Always an affable, clubbable figure – the author John Robb once noted that the Stone Roses’ aloofness towards the media was always broken if Mani “became more relaxed” – he took the stage at the Stone Roses’ 2012 reunion concert at Manchester’s Heaton Park playing a personalised bass that bore the legend “Super-Yob”, the nickname of Slade’s outrageously styled and permanently grinning guitarist Dave Hill. Said reunion failed to translate into anything more than a lengthy series of extremely lucrative gigs – a couple of fresh singles released by the reformed four-piece served only to prove that any spark had been present in 1989 had turned out unattainable to recapture nearly two decades on – and Mani discreetly announced his departure from music in 2021. He’d made his money and was now focused on fly-fishing, which additionally provided “a good excuse to go to the pub”.

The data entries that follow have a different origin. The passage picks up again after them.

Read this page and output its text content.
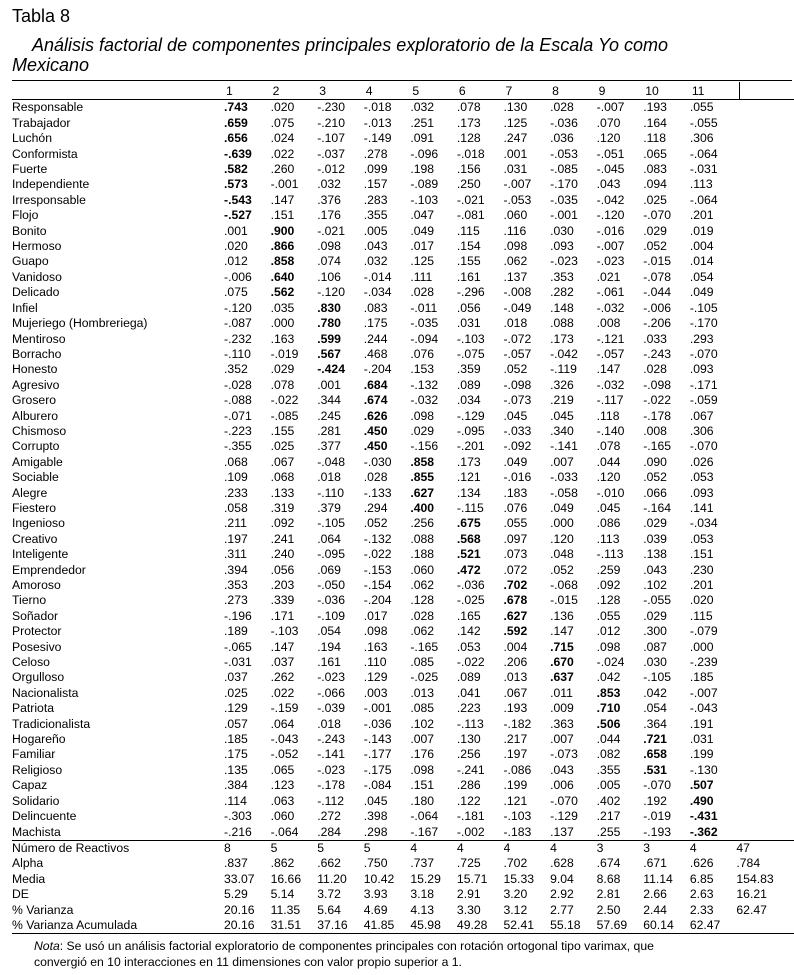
Tabla 8
Análisis factorial de componentes principales exploratorio de la Escala Yo como
Mexicano
	1	2	3	4	5	6	7	8	9	10	11	
Responsable	.743	.020	-.230	-.018	.032	.078	.130	.028	-.007	.193	.055	
Trabajador	.659	.075	-.210	-.013	.251	.173	.125	-.036	.070	.164	-.055	
Luchón	.656	.024	-.107	-.149	.091	.128	.247	.036	.120	.118	.306	
Conformista	-.639	.022	-.037	.278	-.096	-.018	.001	-.053	-.051	.065	-.064	
Fuerte	.582	.260	-.012	.099	.198	.156	.031	-.085	-.045	.083	-.031	
Independiente	.573	-.001	.032	.157	-.089	.250	-.007	-.170	.043	.094	.113	
Irresponsable	-.543	.147	.376	.283	-.103	-.021	-.053	-.035	-.042	.025	-.064	
Flojo	-.527	.151	.176	.355	.047	-.081	.060	-.001	-.120	-.070	.201	
Bonito	.001	.900	-.021	.005	.049	.115	.116	.030	-.016	.029	.019	
Hermoso	.020	.866	.098	.043	.017	.154	.098	.093	-.007	.052	.004	
Guapo	.012	.858	.074	.032	.125	.155	.062	-.023	-.023	-.015	.014	
Vanidoso	-.006	.640	.106	-.014	.111	.161	.137	.353	.021	-.078	.054	
Delicado	.075	.562	-.120	-.034	.028	-.296	-.008	.282	-.061	-.044	.049	
Infiel	-.120	.035	.830	.083	-.011	.056	-.049	.148	-.032	-.006	-.105	
Mujeriego (Hombreriega)	-.087	.000	.780	.175	-.035	.031	.018	.088	.008	-.206	-.170	
Mentiroso	-.232	.163	.599	.244	-.094	-.103	-.072	.173	-.121	.033	.293	
Borracho	-.110	-.019	.567	.468	.076	-.075	-.057	-.042	-.057	-.243	-.070	
Honesto	.352	.029	-.424	-.204	.153	.359	.052	-.119	.147	.028	.093	
Agresivo	-.028	.078	.001	.684	-.132	.089	-.098	.326	-.032	-.098	-.171	
Grosero	-.088	-.022	.344	.674	-.032	.034	-.073	.219	-.117	-.022	-.059	
Alburero	-.071	-.085	.245	.626	.098	-.129	.045	.045	.118	-.178	.067	
Chismoso	-.223	.155	.281	.450	.029	-.095	-.033	.340	-.140	.008	.306	
Corrupto	-.355	.025	.377	.450	-.156	-.201	-.092	-.141	.078	-.165	-.070	
Amigable	.068	.067	-.048	-.030	.858	.173	.049	.007	.044	.090	.026	
Sociable	.109	.068	.018	.028	.855	.121	-.016	-.033	.120	.052	.053	
Alegre	.233	.133	-.110	-.133	.627	.134	.183	-.058	-.010	.066	.093	
Fiestero	.058	.319	.379	.294	.400	-.115	.076	.049	.045	-.164	.141	
Ingenioso	.211	.092	-.105	.052	.256	.675	.055	.000	.086	.029	-.034	
Creativo	.197	.241	.064	-.132	.088	.568	.097	.120	.113	.039	.053	
Inteligente	.311	.240	-.095	-.022	.188	.521	.073	.048	-.113	.138	.151	
Emprendedor	.394	.056	.069	-.153	.060	.472	.072	.052	.259	.043	.230	
Amoroso	.353	.203	-.050	-.154	.062	-.036	.702	-.068	.092	.102	.201	
Tierno	.273	.339	-.036	-.204	.128	-.025	.678	-.015	.128	-.055	.020	
Soñador	-.196	.171	-.109	.017	.028	.165	.627	.136	.055	.029	.115	
Protector	.189	-.103	.054	.098	.062	.142	.592	.147	.012	.300	-.079	
Posesivo	-.065	.147	.194	.163	-.165	.053	.004	.715	.098	.087	.000	
Celoso	-.031	.037	.161	.110	.085	-.022	.206	.670	-.024	.030	-.239	
Orgulloso	.037	.262	-.023	.129	-.025	.089	.013	.637	.042	-.105	.185	
Nacionalista	.025	.022	-.066	.003	.013	.041	.067	.011	.853	.042	-.007	
Patriota	.129	-.159	-.039	-.001	.085	.223	.193	.009	.710	.054	-.043	
Tradicionalista	.057	.064	.018	-.036	.102	-.113	-.182	.363	.506	.364	.191	
Hogareño	.185	-.043	-.243	-.143	.007	.130	.217	.007	.044	.721	.031	
Familiar	.175	-.052	-.141	-.177	.176	.256	.197	-.073	.082	.658	.199	
Religioso	.135	.065	-.023	-.175	.098	-.241	-.086	.043	.355	.531	-.130	
Capaz	.384	.123	-.178	-.084	.151	.286	.199	.006	.005	-.070	.507	
Solidario	.114	.063	-.112	.045	.180	.122	.121	-.070	.402	.192	.490	
Delincuente	-.303	.060	.272	.398	-.064	-.181	-.103	-.129	.217	-.019	-.431	
Machista	-.216	-.064	.284	.298	-.167	-.002	-.183	.137	.255	-.193	-.362	
Número de Reactivos	8	5	5	5	4	4	4	4	3	3	4	47
Alpha	.837	.862	.662	.750	.737	.725	.702	.628	.674	.671	.626	.784
Media	33.07	16.66	11.20	10.42	15.29	15.71	15.33	9.04	8.68	11.14	6.85	154.83
DE	5.29	5.14	3.72	3.93	3.18	2.91	3.20	2.92	2.81	2.66	2.63	16.21
% Varianza	20.16	11.35	5.64	4.69	4.13	3.30	3.12	2.77	2.50	2.44	2.33	62.47
% Varianza Acumulada	20.16	31.51	37.16	41.85	45.98	49.28	52.41	55.18	57.69	60.14	62.47	
Nota: Se usó un análisis factorial exploratorio de componentes principales con rotación ortogonal tipo varimax, que
convergió en 10 interacciones en 11 dimensiones con valor propio superior a 1.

Maybe he felt he’d achieved plenty: he’d certainly left a mark. The Stone Roses were influential in a variety of ways. Oasis certainly observed their confident approach, while Britpop as a whole was shaped by a desire to transcend the usual market limitations of alternative music and attract a more mainstream audience, as the Roses had achieved. But their most obvious direct influence was a kind of rhythmic change: in the wake of their early success, you abruptly encountered many indie bands who aimed to make their audiences move. That was Mani’s artistic raison d’être. “It’s what the rhythm section are for, aren’t they?” he once averred. “That’s what they’re for.”